Ahora Navarro es el principal asesor de un presidente republicano. “Trump quiere adoptar medidas proteccionistas”, dice en la revista un prominente conservador, “y cuando prácticamente todo el mundo en la habitación le dice: ‘No podemos hacerlo, nos vamos a cargar la economía’, él replica: ‘¿Dónde está mi Peter? ¿Qué opina Peter?”
“Si hiciera una lista con los 100 primeros economistas del mundo, Peter Navarro no figuraría en ella”, añade el catedrático de Harvard Greg Mankiw. No deduzcan de este comentario malévolo que Navarro es un indocumentado. John Major decía que él había querido ser asesor, pero que no sabía lo suficiente y tuvo que hacerse primer ministro. A Navarro le pasó al revés: sabía un montón y, como recuerda un consultor que trabajó para él, “tenía razón la mayoría de las veces. Pero”, sentencia a continuación, “era un gilipollas”.
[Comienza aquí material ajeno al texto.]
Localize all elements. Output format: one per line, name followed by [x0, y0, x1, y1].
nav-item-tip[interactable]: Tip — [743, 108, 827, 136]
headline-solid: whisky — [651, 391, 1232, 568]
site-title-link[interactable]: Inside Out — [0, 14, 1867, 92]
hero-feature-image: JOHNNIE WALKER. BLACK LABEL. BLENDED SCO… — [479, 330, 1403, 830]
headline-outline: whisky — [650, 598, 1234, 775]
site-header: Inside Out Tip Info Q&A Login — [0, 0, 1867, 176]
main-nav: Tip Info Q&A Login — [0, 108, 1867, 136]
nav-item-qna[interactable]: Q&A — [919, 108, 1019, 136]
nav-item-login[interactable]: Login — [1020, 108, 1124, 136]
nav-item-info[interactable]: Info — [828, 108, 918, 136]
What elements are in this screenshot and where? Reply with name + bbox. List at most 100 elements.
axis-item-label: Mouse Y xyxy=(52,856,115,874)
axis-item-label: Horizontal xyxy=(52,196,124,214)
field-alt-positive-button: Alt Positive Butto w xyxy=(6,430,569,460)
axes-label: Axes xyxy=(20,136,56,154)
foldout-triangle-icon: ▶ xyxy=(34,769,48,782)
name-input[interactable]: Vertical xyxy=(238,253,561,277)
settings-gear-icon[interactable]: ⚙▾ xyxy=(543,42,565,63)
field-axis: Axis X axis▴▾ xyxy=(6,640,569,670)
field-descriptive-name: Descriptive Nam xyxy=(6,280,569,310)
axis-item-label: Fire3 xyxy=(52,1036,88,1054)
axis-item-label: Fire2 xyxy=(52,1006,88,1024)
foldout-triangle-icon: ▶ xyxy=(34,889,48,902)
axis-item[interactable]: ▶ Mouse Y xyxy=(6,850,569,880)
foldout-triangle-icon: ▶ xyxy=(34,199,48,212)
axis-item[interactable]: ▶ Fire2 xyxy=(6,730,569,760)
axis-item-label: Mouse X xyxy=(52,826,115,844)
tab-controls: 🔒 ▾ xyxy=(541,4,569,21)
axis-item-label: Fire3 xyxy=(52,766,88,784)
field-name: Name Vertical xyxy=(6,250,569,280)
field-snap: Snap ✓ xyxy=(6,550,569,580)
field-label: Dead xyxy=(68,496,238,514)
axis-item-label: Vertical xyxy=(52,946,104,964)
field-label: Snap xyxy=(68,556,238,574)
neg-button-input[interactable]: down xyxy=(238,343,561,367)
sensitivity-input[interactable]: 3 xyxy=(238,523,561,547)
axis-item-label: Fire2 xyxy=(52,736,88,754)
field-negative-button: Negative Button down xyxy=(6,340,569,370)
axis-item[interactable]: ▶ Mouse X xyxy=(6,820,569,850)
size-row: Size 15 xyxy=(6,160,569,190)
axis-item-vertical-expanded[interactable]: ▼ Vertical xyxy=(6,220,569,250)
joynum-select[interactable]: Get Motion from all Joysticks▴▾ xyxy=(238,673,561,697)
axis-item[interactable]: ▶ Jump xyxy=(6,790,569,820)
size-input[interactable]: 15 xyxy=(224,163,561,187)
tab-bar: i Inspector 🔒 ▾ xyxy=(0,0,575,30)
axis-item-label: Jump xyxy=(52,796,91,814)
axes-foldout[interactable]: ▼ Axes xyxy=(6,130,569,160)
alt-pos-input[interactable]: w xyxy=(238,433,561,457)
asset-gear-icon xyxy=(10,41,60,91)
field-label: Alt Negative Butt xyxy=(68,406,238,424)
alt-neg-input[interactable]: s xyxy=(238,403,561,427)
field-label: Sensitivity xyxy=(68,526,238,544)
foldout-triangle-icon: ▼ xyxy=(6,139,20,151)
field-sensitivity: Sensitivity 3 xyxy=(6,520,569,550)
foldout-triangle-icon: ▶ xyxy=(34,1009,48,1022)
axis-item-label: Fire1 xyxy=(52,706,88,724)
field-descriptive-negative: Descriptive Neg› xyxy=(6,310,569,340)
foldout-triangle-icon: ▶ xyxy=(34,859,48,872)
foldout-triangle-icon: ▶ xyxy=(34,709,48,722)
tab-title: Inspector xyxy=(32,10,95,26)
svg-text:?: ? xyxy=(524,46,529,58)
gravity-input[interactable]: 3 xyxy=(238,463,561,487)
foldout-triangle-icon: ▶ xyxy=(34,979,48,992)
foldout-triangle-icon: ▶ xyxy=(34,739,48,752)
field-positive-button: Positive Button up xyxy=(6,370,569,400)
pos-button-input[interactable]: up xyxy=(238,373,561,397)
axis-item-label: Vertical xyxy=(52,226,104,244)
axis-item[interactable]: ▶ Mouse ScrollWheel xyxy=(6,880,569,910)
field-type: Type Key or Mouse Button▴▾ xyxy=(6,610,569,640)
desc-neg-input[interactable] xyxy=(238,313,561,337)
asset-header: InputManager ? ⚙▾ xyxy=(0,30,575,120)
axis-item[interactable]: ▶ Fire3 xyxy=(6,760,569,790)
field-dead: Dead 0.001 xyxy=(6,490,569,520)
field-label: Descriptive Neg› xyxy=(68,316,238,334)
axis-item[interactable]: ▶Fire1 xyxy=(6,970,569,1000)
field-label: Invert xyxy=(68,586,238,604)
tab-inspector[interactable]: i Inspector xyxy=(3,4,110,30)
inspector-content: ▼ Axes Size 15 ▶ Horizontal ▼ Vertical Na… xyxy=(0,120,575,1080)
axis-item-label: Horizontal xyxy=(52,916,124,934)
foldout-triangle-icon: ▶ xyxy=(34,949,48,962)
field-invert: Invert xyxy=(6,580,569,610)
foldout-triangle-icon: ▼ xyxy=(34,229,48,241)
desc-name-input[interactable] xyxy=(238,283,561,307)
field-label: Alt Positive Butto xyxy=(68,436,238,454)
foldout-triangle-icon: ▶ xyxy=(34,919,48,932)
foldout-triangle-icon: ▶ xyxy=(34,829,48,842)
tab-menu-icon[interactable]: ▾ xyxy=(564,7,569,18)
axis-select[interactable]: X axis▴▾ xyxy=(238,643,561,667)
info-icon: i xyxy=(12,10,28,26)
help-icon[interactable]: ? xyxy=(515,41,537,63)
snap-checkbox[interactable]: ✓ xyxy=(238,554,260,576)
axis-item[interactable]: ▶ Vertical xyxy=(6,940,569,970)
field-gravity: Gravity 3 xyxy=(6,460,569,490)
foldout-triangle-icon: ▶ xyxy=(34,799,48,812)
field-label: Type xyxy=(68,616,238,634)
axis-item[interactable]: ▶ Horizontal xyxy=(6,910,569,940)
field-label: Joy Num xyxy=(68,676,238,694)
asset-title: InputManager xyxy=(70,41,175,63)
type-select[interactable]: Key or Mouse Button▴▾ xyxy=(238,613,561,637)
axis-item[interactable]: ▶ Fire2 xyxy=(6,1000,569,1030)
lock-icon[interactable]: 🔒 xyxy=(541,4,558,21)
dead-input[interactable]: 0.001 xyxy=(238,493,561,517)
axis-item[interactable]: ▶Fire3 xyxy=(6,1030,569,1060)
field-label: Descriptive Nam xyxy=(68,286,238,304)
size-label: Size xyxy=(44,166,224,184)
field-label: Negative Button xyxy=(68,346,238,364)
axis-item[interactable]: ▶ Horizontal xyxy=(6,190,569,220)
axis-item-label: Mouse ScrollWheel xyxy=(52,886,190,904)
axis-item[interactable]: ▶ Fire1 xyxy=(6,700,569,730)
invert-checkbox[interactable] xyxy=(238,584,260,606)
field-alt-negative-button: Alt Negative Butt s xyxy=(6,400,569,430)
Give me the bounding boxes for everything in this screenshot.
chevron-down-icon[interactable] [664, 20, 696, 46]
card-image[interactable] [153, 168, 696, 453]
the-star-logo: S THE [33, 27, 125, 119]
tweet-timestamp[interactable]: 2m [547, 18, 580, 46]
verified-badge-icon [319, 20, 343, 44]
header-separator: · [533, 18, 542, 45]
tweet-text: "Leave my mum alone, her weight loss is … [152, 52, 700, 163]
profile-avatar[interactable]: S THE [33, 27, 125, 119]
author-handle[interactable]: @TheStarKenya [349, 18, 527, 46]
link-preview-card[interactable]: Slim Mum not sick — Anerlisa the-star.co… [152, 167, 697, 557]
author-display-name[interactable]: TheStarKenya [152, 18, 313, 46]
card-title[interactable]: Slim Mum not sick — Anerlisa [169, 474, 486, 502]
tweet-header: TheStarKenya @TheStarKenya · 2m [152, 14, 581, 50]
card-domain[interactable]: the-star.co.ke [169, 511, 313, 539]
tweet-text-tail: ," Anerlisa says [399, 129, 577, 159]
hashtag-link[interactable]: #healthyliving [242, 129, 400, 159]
Sus orígenes fueron muy modestos. Se crio con su madre, secretaria, después de que esta se divorciara de su padre, músico. Estudió becado en Tufts y, tras doctorarse en Harvard, publicó un primer libro en el que criticaba vehementemente el proteccionismo porque perjudicaba a los consumidores, ponía en peligro la estabilidad mundial y podía sumir al planeta en “una espiral imparable”. Aunque su identidad ideológica tardó en decantarse (fue sucesivamente republicano, independiente y demócrata), a principios de los 90 ya estaba decididamente comprometido con la formación del burro y, dentro de sus filas, optó a varios cargos, sin fortuna. Su último intento fue un escaño en la Casa de Representantes. En aquella ocasión recibió el apoyo personal de Al Gore y los Clinton, pero no fue suficiente y la derrota lo dejó arruinado, amargado y solo. Sin dinero, sin amigos, sin mujer, se refugió en la academia y fue entonces cuando su vigorosa fe en la libertad de intercambio comenzó a enfriarse. “Vio cómo sus alumnos”, escribe Ball, “se quedaban sin empleo a pesar de su excelente preparación y concluyó que las prácticas mercantiles de Pekín ponían a los estadounidenses en una situación de desventaja”.
Entre 2006 y 2011 publicó tres libros: The Coming China Wars (Las guerras que vienen con China), Death by China (Muerte por China) y Crouching Tiger (El tigre agazapado). La reportera de Time observa malévola que únicamente cuando se hizo un documental a partir de ellos reparó Trump en su existencia y lo fichó.
Al principio, Navarro se encontró con un presidente secuestrado tras una colosal barrera de defensores del libre comercio y su influencia fue limitada. “Durante mucho tiempo”, cuenta un antiguo funcionario de la Secretaría del Tesoro, “lo tuvieron metido en un armario donde no podía hacer mucho daño. Pero cuando Gary [Cohn] dimitió, dejó un boquete por el que se coló”.
Navarro sabe que su posición carece de amplios apoyos en el mundo académico, pero no se desanima. Tiene el de sus compatriotas. En un sondeo de 2016, el 68% de los estadounidenses confesaron que preferían que en su comunidad hubiera una fábrica nacional que creara 1.000 puestos de trabajo a otra china que creara 2.000.
Para ellos, como para Trump, las verdades que importan no se alcanzan solo con la cabeza, tras una fría contrastación de argumentos.